What did you think of holding the event at this venue? It's very different to RedBud, Matterley or Ernee. It's something different, but what did you make of it?
I'm not a fan of artificial tracks. It's great for the infrastructure, for the paddock and the facility. That's great, but for motocross I like elevation changes and a more natural course. Even if it is a sand course, I'm okay with it, but I like it to be basically an outdoor course. That's my opinion.
Did the testing that Zach Osborne and Jason Anderson did before this race work? After practice and the qualifying races Saturday, did they overhaul the bikes completely and just change everything?
No. It helped and I'm sure that they learned from the time they spent on the sand track, but then conditions changed completely today with all of the water. I don't see it as a negative that we came in early. I think it's a good thing. It did not help so much in today's condition.
Ernee next year. We have got to ask this. We ask it every year.

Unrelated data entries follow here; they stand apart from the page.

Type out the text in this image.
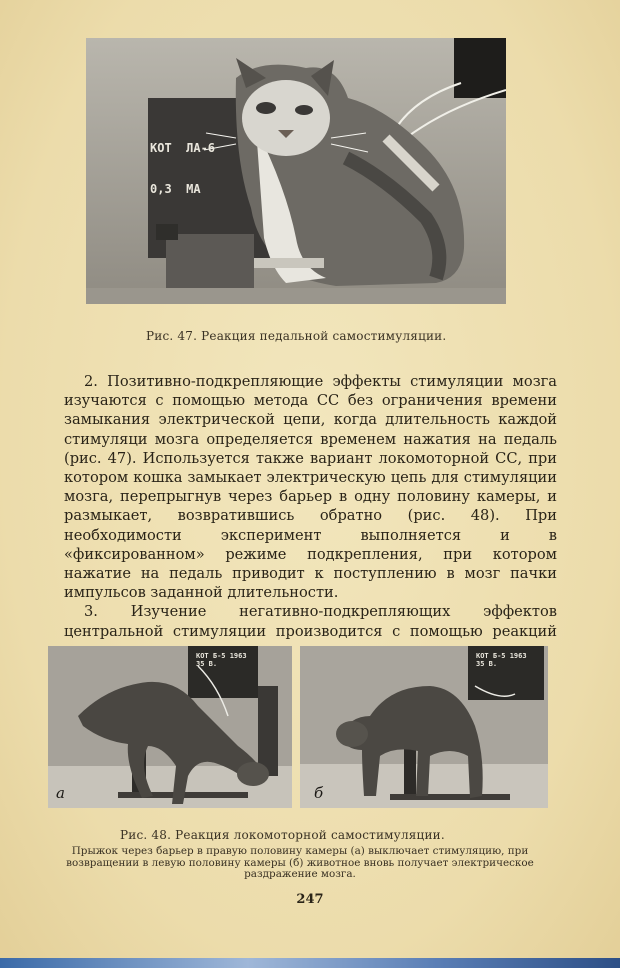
КОТ  ЛА-6

0,3  МА

Рис. 47. Реакция педальной самостимуляции.

2. Позитивно-подкрепляющие эффекты стимуляции мозга изучаются с помощью метода СС без ограничения времени замыкания электрической цепи, когда длительность каждой стимуляци мозга определяется временем нажатия на педаль (рис. 47). Используется также вариант локомоторной СС, при котором кошка замыкает электрическую цепь для стимуляции мозга, перепрыгнув через барьер в одну половину камеры, и размыкает, возвратившись обратно (рис. 48). При необходимости эксперимент выполняется и в «фиксированном» режиме подкрепления, при котором нажатие на педаль приводит к поступлению в мозг пачки импульсов заданной длительности.

3. Изучение негативно-подкрепляющих эффектов центральной стимуляции производится с помощью реакций

КОТ Б-5 1963
35 В.
а
КОТ Б-5 1963
35 В.
б
Рис. 48. Реакция локомоторной самостимуляции.
Прыжок через барьер в правую половину камеры (а) выключает стимуляцию, при возвращении в левую половину камеры (б) животное вновь получает электрическое раздражение мозга.
247
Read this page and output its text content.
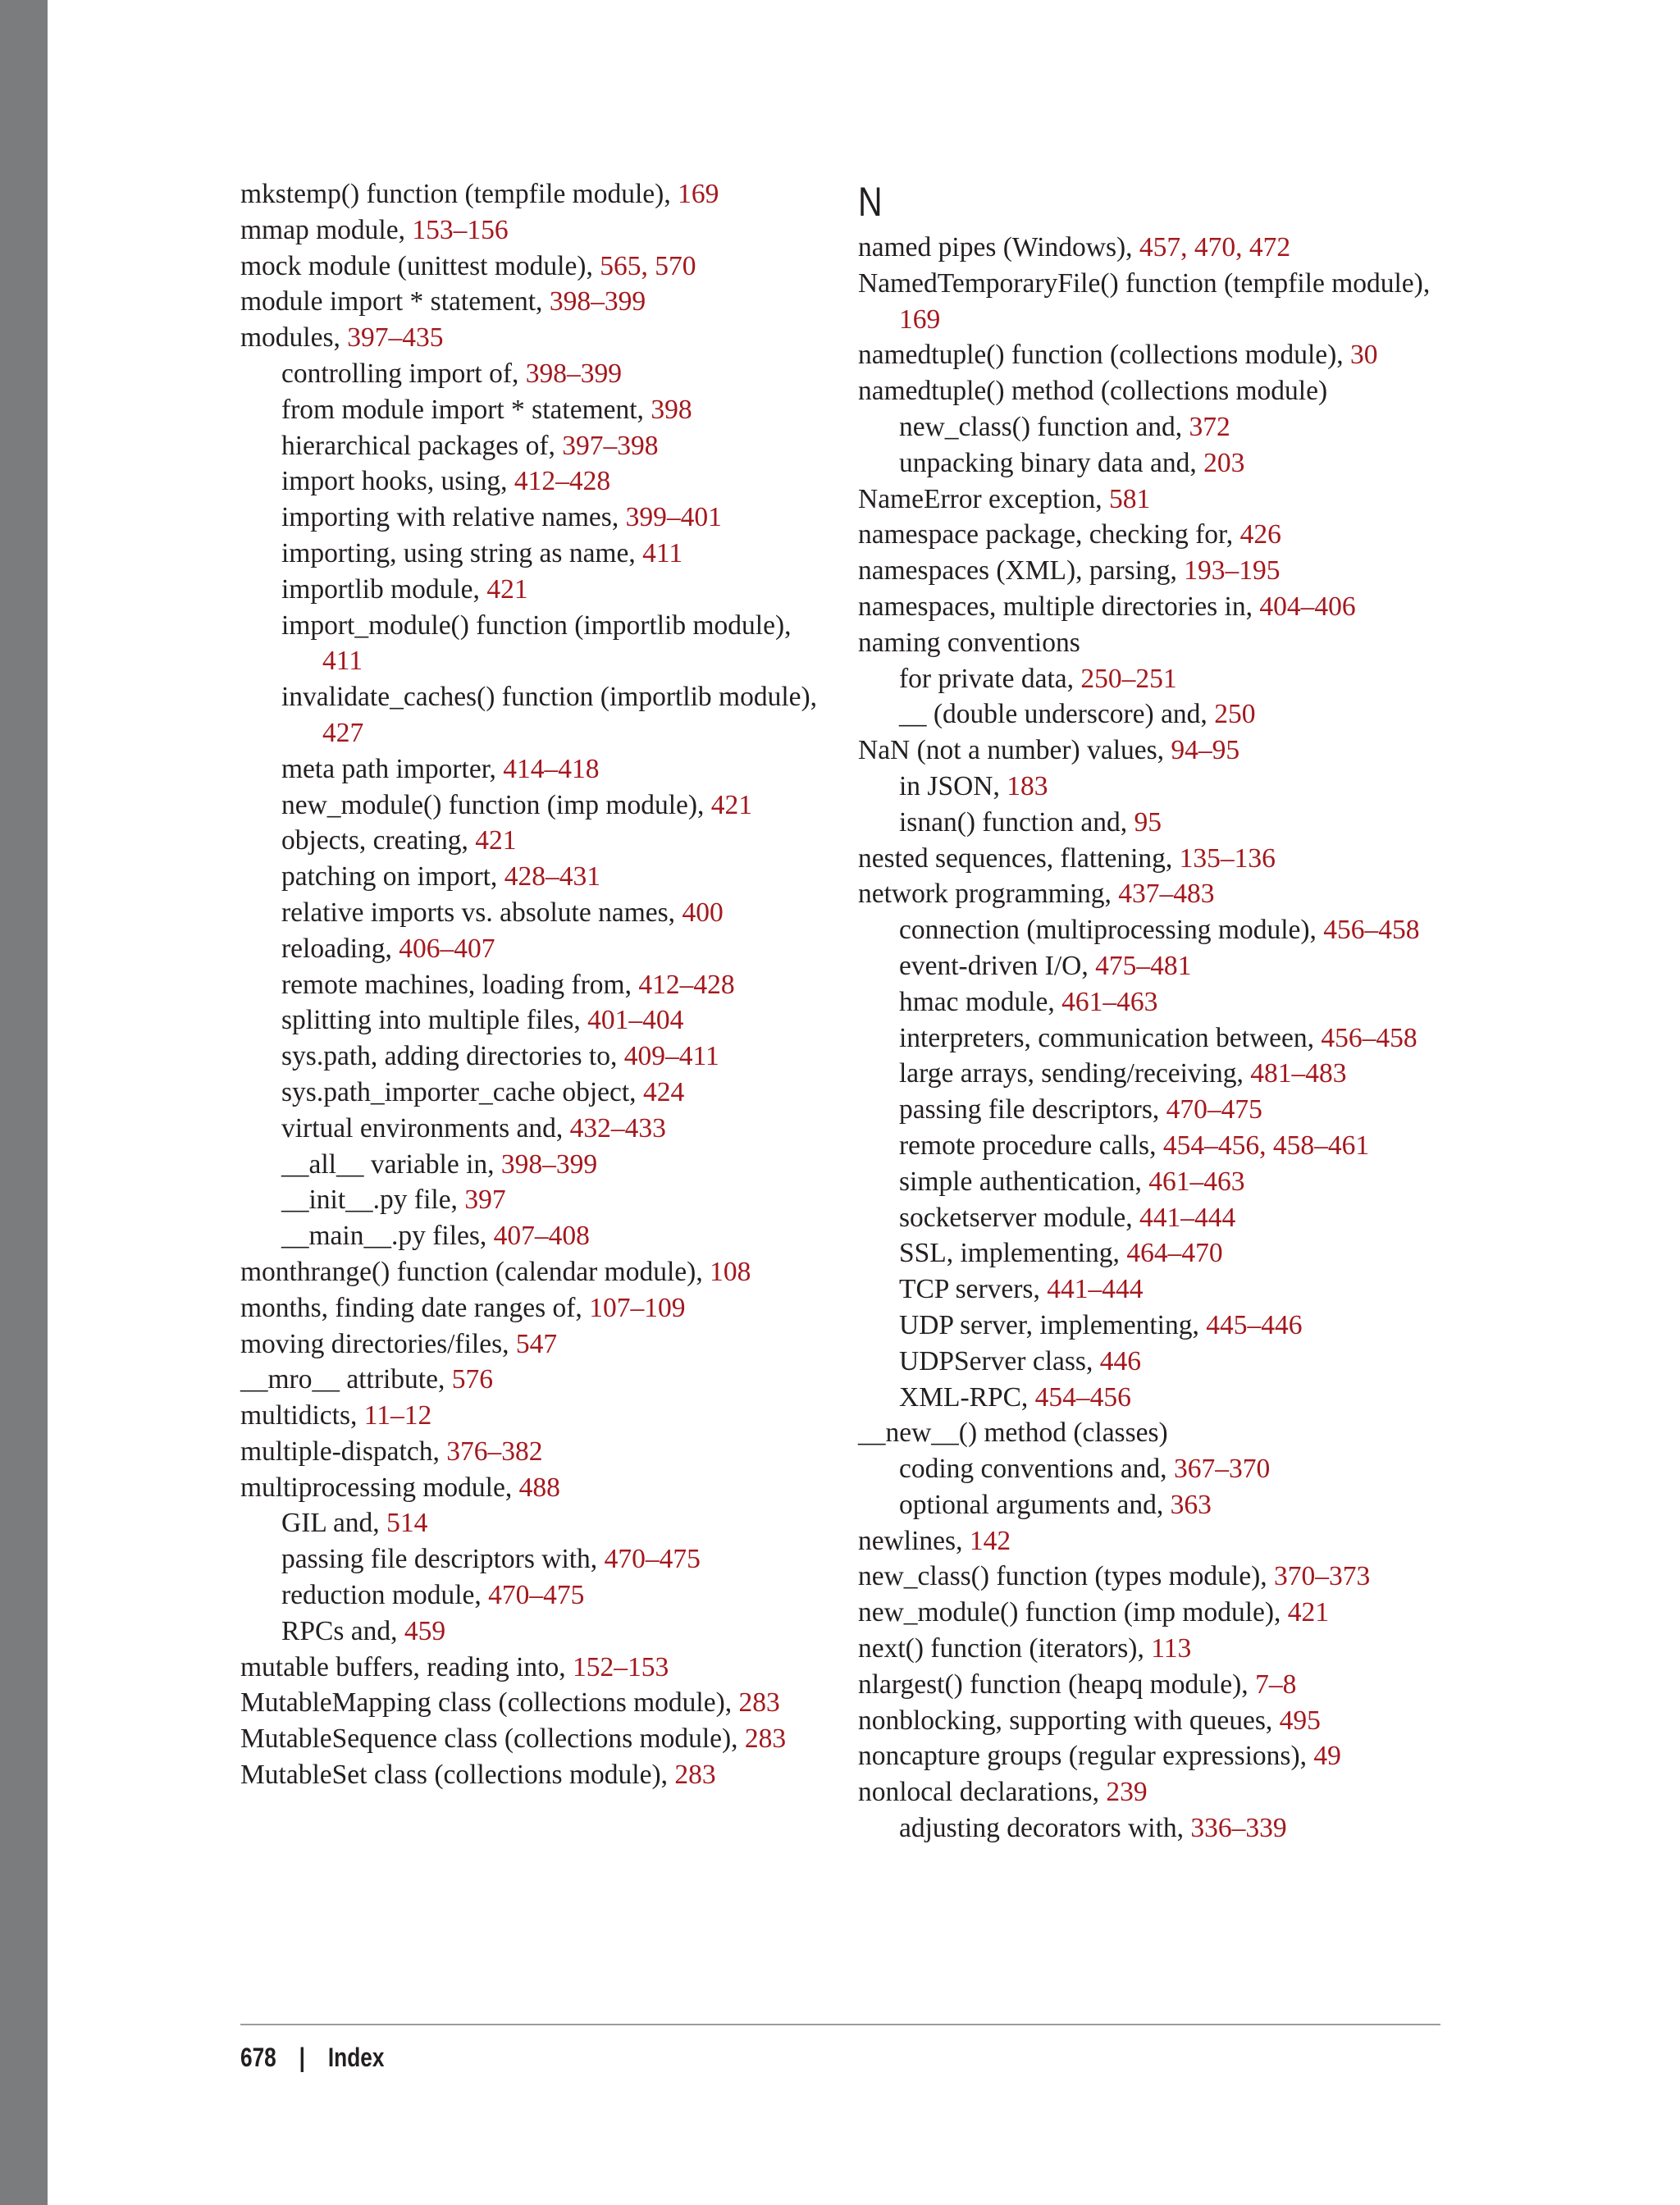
mkstemp() function (tempfile module), 169
mmap module, 153–156
mock module (unittest module), 565, 570
module import * statement, 398–399
modules, 397–435
controlling import of, 398–399
from module import * statement, 398
hierarchical packages of, 397–398
import hooks, using, 412–428
importing with relative names, 399–401
importing, using string as name, 411
importlib module, 421
import_module() function (importlib module), 411
invalidate_caches() function (importlib module), 427
meta path importer, 414–418
new_module() function (imp module), 421
objects, creating, 421
patching on import, 428–431
relative imports vs. absolute names, 400
reloading, 406–407
remote machines, loading from, 412–428
splitting into multiple files, 401–404
sys.path, adding directories to, 409–411
sys.path_importer_cache object, 424
virtual environments and, 432–433
__all__ variable in, 398–399
__init__.py file, 397
__main__.py files, 407–408
monthrange() function (calendar module), 108
months, finding date ranges of, 107–109
moving directories/files, 547
__mro__ attribute, 576
multidicts, 11–12
multiple-dispatch, 376–382
multiprocessing module, 488
GIL and, 514
passing file descriptors with, 470–475
reduction module, 470–475
RPCs and, 459
mutable buffers, reading into, 152–153
MutableMapping class (collections module), 283
MutableSequence class (collections module), 283
MutableSet class (collections module), 283
N
named pipes (Windows), 457, 470, 472
NamedTemporaryFile() function (tempfile module), 169
namedtuple() function (collections module), 30
namedtuple() method (collections module)
new_class() function and, 372
unpacking binary data and, 203
NameError exception, 581
namespace package, checking for, 426
namespaces (XML), parsing, 193–195
namespaces, multiple directories in, 404–406
naming conventions
for private data, 250–251
__ (double underscore) and, 250
NaN (not a number) values, 94–95
in JSON, 183
isnan() function and, 95
nested sequences, flattening, 135–136
network programming, 437–483
connection (multiprocessing module), 456–458
event-driven I/O, 475–481
hmac module, 461–463
interpreters, communication between, 456–458
large arrays, sending/receiving, 481–483
passing file descriptors, 470–475
remote procedure calls, 454–456, 458–461
simple authentication, 461–463
socketserver module, 441–444
SSL, implementing, 464–470
TCP servers, 441–444
UDP server, implementing, 445–446
UDPServer class, 446
XML-RPC, 454–456
__new__() method (classes)
coding conventions and, 367–370
optional arguments and, 363
newlines, 142
new_class() function (types module), 370–373
new_module() function (imp module), 421
next() function (iterators), 113
nlargest() function (heapq module), 7–8
nonblocking, supporting with queues, 495
noncapture groups (regular expressions), 49
nonlocal declarations, 239
adjusting decorators with, 336–339
678 | Index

Everyone's scared that Team USA aren't going to show up and without Team USA this event loses everything. You are going to keep coming, right?
I want to, but there is a fairly big entourage who will come with us and will expect to get some tickets and all that. The organization, they make fun of us when we come and want 60 tickets or something like that. When you look at that, there is practically no prize money and how much money that we put in… Between the factories and a little bit the AMA, it's probably close to $300,000 to come for this event. Then even as a team manager, you don't have a spot where you can see the race properly.
You have to fight the public. You need all these passes, and even with an all-access pass you end up at the place and you have to fight people to be able to see the track. You have to park a mile away with 100,000 other people. I think we deserve this, but not only the US team. The participants and the people who work… We deserve better treatment, I feel.
Compared to, say, 2011 when USA last won, how much harder is it putting a team together to come here? Is it harder than you ever believed it would be?
No. I knew how hard it was going to be. When I started to run the American team, I did it as the US was not coming that year. Then last-minute Dave Arnold and I, we were running a Honda team and at that time we had five riders on the team. I decided to take our team and come to Europe. Then Motocross Action [Magazine] got involved and got behind it. At the time, Bel-Ray Oil also supported it and all that. That's how I started doing it, because I felt it was wrong for a country like America not to be present.